The roots of war
I was reading an article about Syria’s civil war, and sentences kept jumping out at me.
For three men in northern Syria, the second civil war started shortly after the first staggered into a quagmire of sectarian violence. …
Like many others, the three men are bewildered at what has become of their war. Their alliances – and their goals – are shifting. …
They are a businessman, a smuggler and an army defector who became respectively the political officer, treasurer and military commander of a once-formidable battalion in northern Syria. …
“Maybe in 10 years we will all be bored with fighting and learn how to coexist.” He paused, then added: “In 10 years maybe, not now.” …
He opened Google Earth on his phone, zooming in closer and closer until the screen showed a small grey square: the house where his family used to live. “Before, all my family was in Syria, and I worried about them. Now, they’ve got out but I have lost my land. I have reached a point of despair,” he said. …
“I was in the revolution at the beginning, and I used to think that was going to be progress – but now we have lost everything. We don’t talk about military plans and hitting the regime – now the plotting is against each other.”
“I can’t defeat them [the jihadis] and the army. I am about to collapse. I can hold out for a month or two at most. Isis [jihadis] are expanding in a fearful way.” …
When they reached the base, the lieutenant sank down in a corner. He seemed weary. “I have been fighting for two years and a half. Tell me: what have I achieved? All I think about is attacking this checkpoint, getting that tank – maybe using the tank to attack another checkpoint.
“In all this time did I ever think of establishing governance? Did I consider working with the civilians in the areas under my control to get electricity or provide anything? …
He sighed. “… I want to get away from here and forget the absurdity of war. The liberated areas are in chaos: there is more purity on the frontlines.” …
“For three days I’ve been attacking this checkpoint,” said the lieutenant “I ask myself why, but I don’t know. Maybe because I can. Maybe because I need to keep my men busy. But honestly, I don’t know the purpose of all this. In Syria, everyone has lost. No one is winning.” …
The next day, the lieutenant decided he needed a break from war. A few days later, the smuggler, the lieutenant and another rebel officer were walking in an Istanbul shopping centre packed with Arab tourists. After two and a half years, the two men said they had finally decided to leave Syria and the war for good. …
Later, in the food court upstairs, the smuggler and the lieutenant ate lunch with another man, a people-smuggler, who told them how they could be spirited across the border into Greece and from there into Italy, where they could start a new life with their families. …

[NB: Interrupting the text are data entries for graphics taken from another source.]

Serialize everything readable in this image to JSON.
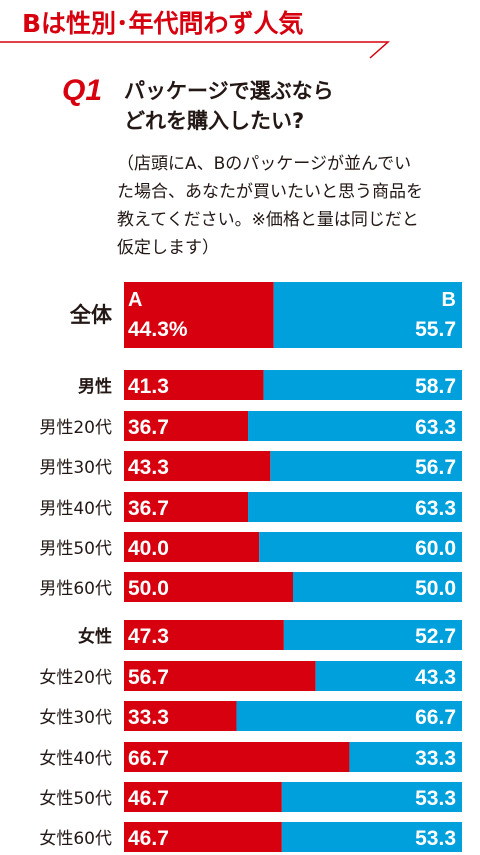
{
  "headline": "Bは性別･年代問わず人気",
  "question": {
    "label": "Q1",
    "title_lines": [
      "パッケージで選ぶなら",
      "どれを購入したい?"
    ],
    "note_lines": [
      "（店頭にA、Bのパッケージが並んでい",
      "た場合、あなたが買いたいと思う商品を",
      "教えてください。※価格と量は同じだと",
      "仮定します）"
    ]
  },
  "colors": {
    "a": "#d7000f",
    "b": "#00a0dc",
    "accent": "#d7000f"
  },
  "chart_data": {
    "type": "bar",
    "stacked": true,
    "orientation": "horizontal",
    "series_labels": {
      "a": "A",
      "b": "B"
    },
    "categories": [
      "全体",
      "男性",
      "男性20代",
      "男性30代",
      "男性40代",
      "男性50代",
      "男性60代",
      "女性",
      "女性20代",
      "女性30代",
      "女性40代",
      "女性50代",
      "女性60代"
    ],
    "bold_categories": [
      "全体",
      "男性",
      "女性"
    ],
    "series": [
      {
        "name": "A",
        "values": [
          44.3,
          41.3,
          36.7,
          43.3,
          36.7,
          40.0,
          50.0,
          47.3,
          56.7,
          33.3,
          66.7,
          46.7,
          46.7
        ]
      },
      {
        "name": "B",
        "values": [
          55.7,
          58.7,
          63.3,
          56.7,
          63.3,
          60.0,
          50.0,
          52.7,
          43.3,
          66.7,
          33.3,
          53.3,
          53.3
        ]
      }
    ],
    "value_labels": {
      "a": [
        "44.3%",
        "41.3",
        "36.7",
        "43.3",
        "36.7",
        "40.0",
        "50.0",
        "47.3",
        "56.7",
        "33.3",
        "66.7",
        "46.7",
        "46.7"
      ],
      "b": [
        "55.7",
        "58.7",
        "63.3",
        "56.7",
        "63.3",
        "60.0",
        "50.0",
        "52.7",
        "43.3",
        "66.7",
        "33.3",
        "53.3",
        "53.3"
      ]
    },
    "xlim": [
      0,
      100
    ]
  }
}
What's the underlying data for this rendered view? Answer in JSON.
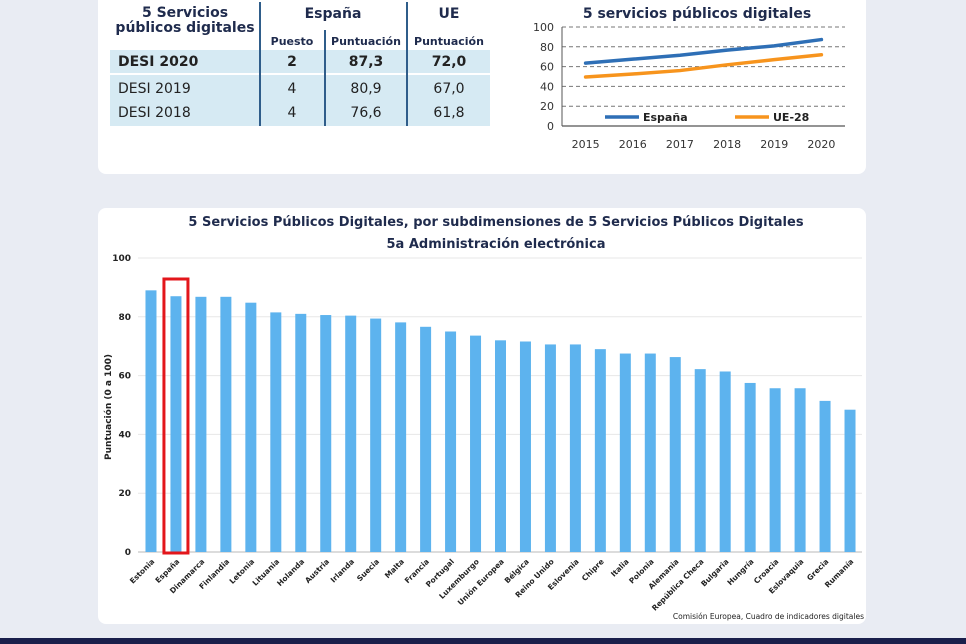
{
  "table": {
    "title_line1": "5 Servicios",
    "title_line2": "públicos digitales",
    "group_spain": "España",
    "group_ue": "UE",
    "col_puesto": "Puesto",
    "col_puntuacion": "Puntuación",
    "col_puntuacion_ue": "Puntuación",
    "rows": [
      {
        "label": "DESI 2020",
        "puesto": "2",
        "esp": "87,3",
        "ue": "72,0"
      },
      {
        "label": "DESI 2019",
        "puesto": "4",
        "esp": "80,9",
        "ue": "67,0"
      },
      {
        "label": "DESI 2018",
        "puesto": "4",
        "esp": "76,6",
        "ue": "61,8"
      }
    ]
  },
  "chart_data": [
    {
      "type": "line",
      "title": "5 servicios públicos digitales",
      "x": [
        2015,
        2016,
        2017,
        2018,
        2019,
        2020
      ],
      "yticks": [
        0,
        20,
        40,
        60,
        80,
        100
      ],
      "ylim": [
        0,
        100
      ],
      "grid": "dashed horizontal",
      "legend": "bottom",
      "series": [
        {
          "name": "España",
          "color": "#2e6fb6",
          "values": [
            63.5,
            67.5,
            71.5,
            76.6,
            80.9,
            87.3
          ]
        },
        {
          "name": "UE-28",
          "color": "#f7941d",
          "values": [
            49.5,
            52.5,
            56.0,
            61.8,
            67.0,
            72.0
          ]
        }
      ]
    },
    {
      "type": "bar",
      "title": "5 Servicios Públicos Digitales, por subdimensiones de 5 Servicios Públicos Digitales",
      "subtitle": "5a Administración electrónica",
      "ylabel": "Puntuación (0 a 100)",
      "ylim": [
        0,
        100
      ],
      "yticks": [
        0,
        20,
        40,
        60,
        80,
        100
      ],
      "bar_color": "#5db3ee",
      "highlight_category": "España",
      "highlight_color": "#e3161b",
      "categories": [
        "Estonia",
        "España",
        "Dinamarca",
        "Finlandia",
        "Letonia",
        "Lituania",
        "Holanda",
        "Austria",
        "Irlanda",
        "Suecia",
        "Malta",
        "Francia",
        "Portugal",
        "Luxemburgo",
        "Unión Europea",
        "Bélgica",
        "Reino Unido",
        "Eslovenia",
        "Chipre",
        "Italia",
        "Polonia",
        "Alemania",
        "República Checa",
        "Bulgaria",
        "Hungría",
        "Croacia",
        "Eslovaquia",
        "Grecia",
        "Rumanía"
      ],
      "values": [
        89,
        87,
        86.8,
        86.8,
        84.8,
        81.5,
        81,
        80.6,
        80.4,
        79.4,
        78.1,
        76.6,
        75,
        73.6,
        72,
        71.6,
        70.6,
        70.6,
        69,
        67.5,
        67.5,
        66.3,
        62.2,
        61.4,
        57.5,
        55.7,
        55.7,
        51.4,
        48.4
      ],
      "source": "Comisión Europea, Cuadro de indicadores digitales"
    }
  ]
}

By now, the excitement of being in Istanbul had waned: the three men walked the streets aimlessly and sat for hours in cafes. … One evening, he admitted that he had tried to leave once before: he had stayed away for 25 days, but found he could not live in the world of peace: he missed the excitement, the combat, the camaraderie. …
The lieutenant left the cafe, and there was no news of him for weeks. Nobody knew if he was still in Turkey, or if he had gone with the people-smuggler and made his way to Italy.
When he finally called, he sounded relieved and almost cheerful. “I just couldn’t do it,” he said. “I couldn’t leave, I went back to Syria, to fight.”
People who go to war always say they do it to serve — their country, an ideal, their way of life, always something outside themselves. But then when the fighting is destroying what they care about they would stop, wouldn’t they?